I will be speaking at two conferences in Lausanne, Switzerland on May 27 and 27, 2016, along with a colleague, Todd Jackson, of Feinberg, Jackson, Worthman & Wasow. We have been invited by a Swiss attorney and law professor, Bettina Kahil. Professor Kahil audited our employment law course at Berkeley Law School in 2015.
Our first presentation will cover workers’ privacy rights in the United States, with a focus on workplace privacy. We will also discuss privacy with respect to email and social media.
For example, California has a very progressive law, Labor Code section 980, which prevents employers from forcing employees to provide them with access to personal social media (such as Facebook, Instagram, etc.) Additionally, the National Labor Relations Board has been very proactive in recent years in terms of protecting employees who use social media to address the conditions in their workplaces.

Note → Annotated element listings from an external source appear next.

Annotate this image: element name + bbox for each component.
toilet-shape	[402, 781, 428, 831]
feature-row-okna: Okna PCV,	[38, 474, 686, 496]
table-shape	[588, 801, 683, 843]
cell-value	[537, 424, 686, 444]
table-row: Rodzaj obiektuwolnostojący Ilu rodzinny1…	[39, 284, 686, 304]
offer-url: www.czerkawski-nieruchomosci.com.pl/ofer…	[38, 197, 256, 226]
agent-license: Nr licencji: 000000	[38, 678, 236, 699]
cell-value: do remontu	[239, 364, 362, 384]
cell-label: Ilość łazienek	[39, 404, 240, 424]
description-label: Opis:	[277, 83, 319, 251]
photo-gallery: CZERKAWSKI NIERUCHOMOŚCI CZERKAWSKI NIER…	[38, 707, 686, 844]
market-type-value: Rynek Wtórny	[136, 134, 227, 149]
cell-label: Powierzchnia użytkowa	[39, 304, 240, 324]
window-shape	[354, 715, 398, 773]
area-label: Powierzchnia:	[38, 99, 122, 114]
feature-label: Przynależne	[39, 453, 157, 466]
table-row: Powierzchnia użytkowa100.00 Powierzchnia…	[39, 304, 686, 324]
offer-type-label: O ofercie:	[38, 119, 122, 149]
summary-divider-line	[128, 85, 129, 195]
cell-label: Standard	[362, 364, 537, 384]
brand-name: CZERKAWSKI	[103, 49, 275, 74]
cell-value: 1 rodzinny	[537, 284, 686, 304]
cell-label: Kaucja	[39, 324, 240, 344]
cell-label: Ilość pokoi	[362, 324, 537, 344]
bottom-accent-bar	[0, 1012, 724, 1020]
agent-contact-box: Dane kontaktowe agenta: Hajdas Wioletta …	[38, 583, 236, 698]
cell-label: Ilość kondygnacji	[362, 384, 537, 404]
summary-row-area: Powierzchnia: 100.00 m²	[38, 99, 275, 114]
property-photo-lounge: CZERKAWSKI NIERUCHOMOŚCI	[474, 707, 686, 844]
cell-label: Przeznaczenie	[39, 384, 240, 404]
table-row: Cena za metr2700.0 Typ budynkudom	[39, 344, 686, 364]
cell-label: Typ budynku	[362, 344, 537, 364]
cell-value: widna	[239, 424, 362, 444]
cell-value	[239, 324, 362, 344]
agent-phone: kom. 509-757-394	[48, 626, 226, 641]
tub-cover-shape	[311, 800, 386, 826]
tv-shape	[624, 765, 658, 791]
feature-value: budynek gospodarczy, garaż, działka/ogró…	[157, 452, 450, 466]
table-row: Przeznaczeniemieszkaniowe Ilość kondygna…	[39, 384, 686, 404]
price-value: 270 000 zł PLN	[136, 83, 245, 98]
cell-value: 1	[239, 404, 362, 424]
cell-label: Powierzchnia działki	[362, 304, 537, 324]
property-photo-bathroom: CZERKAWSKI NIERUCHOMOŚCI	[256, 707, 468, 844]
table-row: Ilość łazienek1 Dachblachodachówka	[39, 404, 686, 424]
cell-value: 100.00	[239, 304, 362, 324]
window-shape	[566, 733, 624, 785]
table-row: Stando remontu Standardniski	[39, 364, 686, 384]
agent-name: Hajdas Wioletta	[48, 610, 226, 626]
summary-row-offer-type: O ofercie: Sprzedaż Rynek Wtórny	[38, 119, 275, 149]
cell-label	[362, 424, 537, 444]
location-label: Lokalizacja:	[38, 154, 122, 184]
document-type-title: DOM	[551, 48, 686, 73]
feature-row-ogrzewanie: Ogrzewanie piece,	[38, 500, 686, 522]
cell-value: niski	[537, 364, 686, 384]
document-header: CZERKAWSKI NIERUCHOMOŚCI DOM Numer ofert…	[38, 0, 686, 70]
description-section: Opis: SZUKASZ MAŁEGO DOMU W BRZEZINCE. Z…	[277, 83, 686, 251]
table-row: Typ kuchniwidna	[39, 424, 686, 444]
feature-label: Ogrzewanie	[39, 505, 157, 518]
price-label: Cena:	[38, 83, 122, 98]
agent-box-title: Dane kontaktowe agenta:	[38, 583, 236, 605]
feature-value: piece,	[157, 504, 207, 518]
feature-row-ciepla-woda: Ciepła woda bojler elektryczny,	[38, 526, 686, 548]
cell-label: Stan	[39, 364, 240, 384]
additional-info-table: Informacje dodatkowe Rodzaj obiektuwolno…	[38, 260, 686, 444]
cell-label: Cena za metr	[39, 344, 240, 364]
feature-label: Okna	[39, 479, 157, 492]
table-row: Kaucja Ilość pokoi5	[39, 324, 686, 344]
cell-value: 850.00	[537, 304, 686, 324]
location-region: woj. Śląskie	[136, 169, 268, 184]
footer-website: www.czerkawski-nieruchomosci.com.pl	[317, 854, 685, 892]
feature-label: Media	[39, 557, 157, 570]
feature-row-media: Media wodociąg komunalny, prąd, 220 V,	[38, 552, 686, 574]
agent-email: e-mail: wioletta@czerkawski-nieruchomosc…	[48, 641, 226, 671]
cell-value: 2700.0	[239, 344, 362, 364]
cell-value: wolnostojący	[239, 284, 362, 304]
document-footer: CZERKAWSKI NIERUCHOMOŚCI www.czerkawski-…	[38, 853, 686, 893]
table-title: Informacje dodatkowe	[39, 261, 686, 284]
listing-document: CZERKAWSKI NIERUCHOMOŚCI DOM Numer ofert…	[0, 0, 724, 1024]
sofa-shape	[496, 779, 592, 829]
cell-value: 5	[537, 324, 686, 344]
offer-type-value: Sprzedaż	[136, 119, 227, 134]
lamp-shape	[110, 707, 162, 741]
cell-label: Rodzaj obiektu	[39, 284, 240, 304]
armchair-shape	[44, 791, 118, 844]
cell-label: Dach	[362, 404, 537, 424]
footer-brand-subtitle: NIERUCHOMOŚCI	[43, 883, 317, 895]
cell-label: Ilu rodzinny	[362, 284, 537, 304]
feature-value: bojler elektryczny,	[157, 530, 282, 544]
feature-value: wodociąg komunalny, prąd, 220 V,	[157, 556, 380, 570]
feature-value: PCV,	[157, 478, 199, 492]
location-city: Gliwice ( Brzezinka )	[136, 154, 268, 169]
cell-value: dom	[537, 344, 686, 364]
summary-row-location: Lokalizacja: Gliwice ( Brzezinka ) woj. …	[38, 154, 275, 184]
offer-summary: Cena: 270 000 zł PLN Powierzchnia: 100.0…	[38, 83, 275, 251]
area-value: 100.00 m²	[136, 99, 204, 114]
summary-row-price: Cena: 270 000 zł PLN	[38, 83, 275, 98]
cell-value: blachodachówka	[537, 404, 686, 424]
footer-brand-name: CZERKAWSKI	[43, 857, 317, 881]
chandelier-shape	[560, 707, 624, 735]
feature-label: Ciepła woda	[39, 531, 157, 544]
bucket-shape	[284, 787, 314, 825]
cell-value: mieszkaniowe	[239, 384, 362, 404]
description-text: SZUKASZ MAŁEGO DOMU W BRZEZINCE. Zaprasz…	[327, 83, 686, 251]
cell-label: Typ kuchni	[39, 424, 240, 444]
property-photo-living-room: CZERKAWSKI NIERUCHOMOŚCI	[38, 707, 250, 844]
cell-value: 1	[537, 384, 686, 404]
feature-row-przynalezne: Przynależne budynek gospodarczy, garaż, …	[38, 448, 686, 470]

The second presentation will address foreign workers working in the United States. In particular, we will cover the following topics:
In what courts can they sue or be sued?
What is the legal effect of the three most common ways that contracts seek to modify the jurisdiction of courts?
Choice of Law clauses
Choice of Forum clauses
Arbitration Agreements
US courts handle these questions very differently than European courts. For example, in Europe employees are generally given the right to sue where they work or where they live. Under US law, courts have enforced contracts that require employees to bring suit in far off locations (including foreign countries). Such agreements often result in a material hardship to the employees, who must both find attorneys in a foreign country and travel there for court proceedings.

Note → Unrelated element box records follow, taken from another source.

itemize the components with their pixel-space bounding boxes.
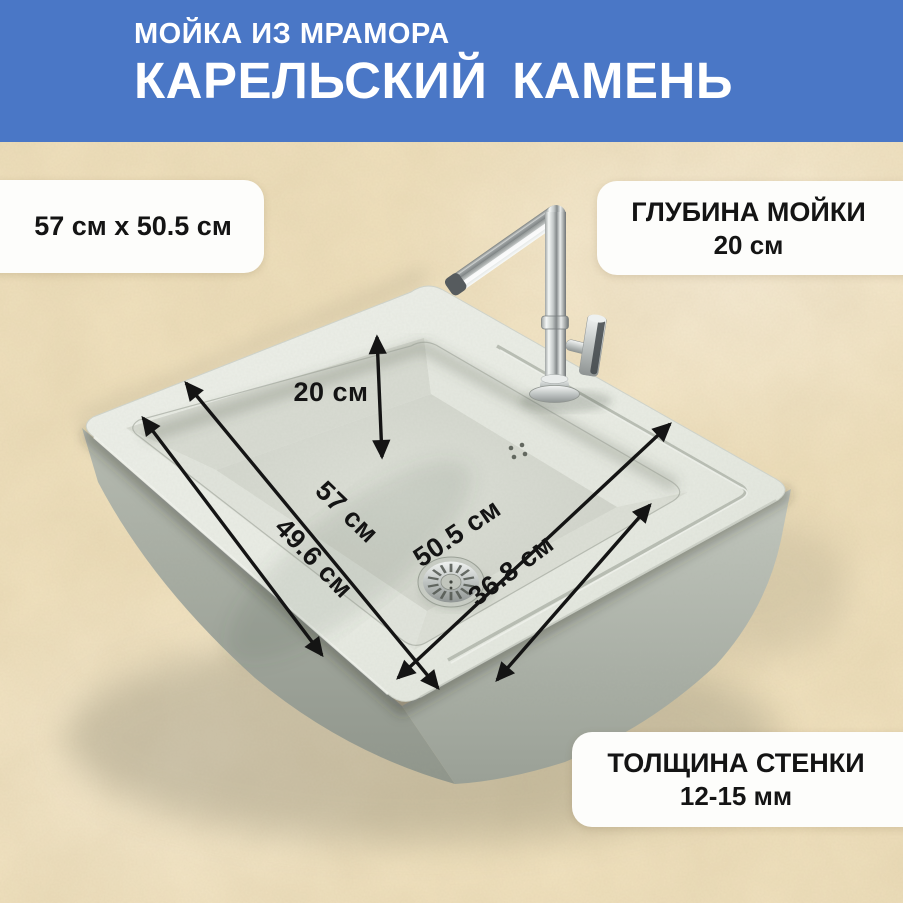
badge-depth-value: 20 см [714,229,812,262]
badge-wall-title: ТОЛЩИНА СТЕНКИ [607,746,892,780]
badge-depth-title: ГЛУБИНА МОЙКИ [631,195,893,229]
faucet-body [545,212,566,386]
faucet-base [530,386,580,403]
product-card: МОЙКА ИЗ МРАМОРА КАРЕЛЬСКИЙ КАМЕНЬ [0,0,903,903]
badge-size: 57 см x 50.5 см [0,180,264,273]
badge-size-value: 57 см x 50.5 см [4,211,232,242]
badge-depth: ГЛУБИНА МОЙКИ 20 см [597,181,903,275]
dimension-label-depth: 20 см [293,377,368,407]
badge-wall: ТОЛЩИНА СТЕНКИ 12-15 мм [572,732,903,827]
badge-wall-value: 12-15 мм [680,780,820,813]
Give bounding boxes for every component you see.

Similarly, under European law, courts may refuse to apply the law of a country where it is “manifestly incompatible with the public policy of the forum.” In other words, companies cannot avoid the laws that are meant to protect workers by requiring the workers to sue under the laws of another country. Under US law, it is much more complicated, and depends upon the law of the forum state.
Finally, I am looking forward to discussing the rise of arbitration agreements in the United States, and how this development has harmed employees. It will be interesting to see whether the same phenomenon is occurring in Europe.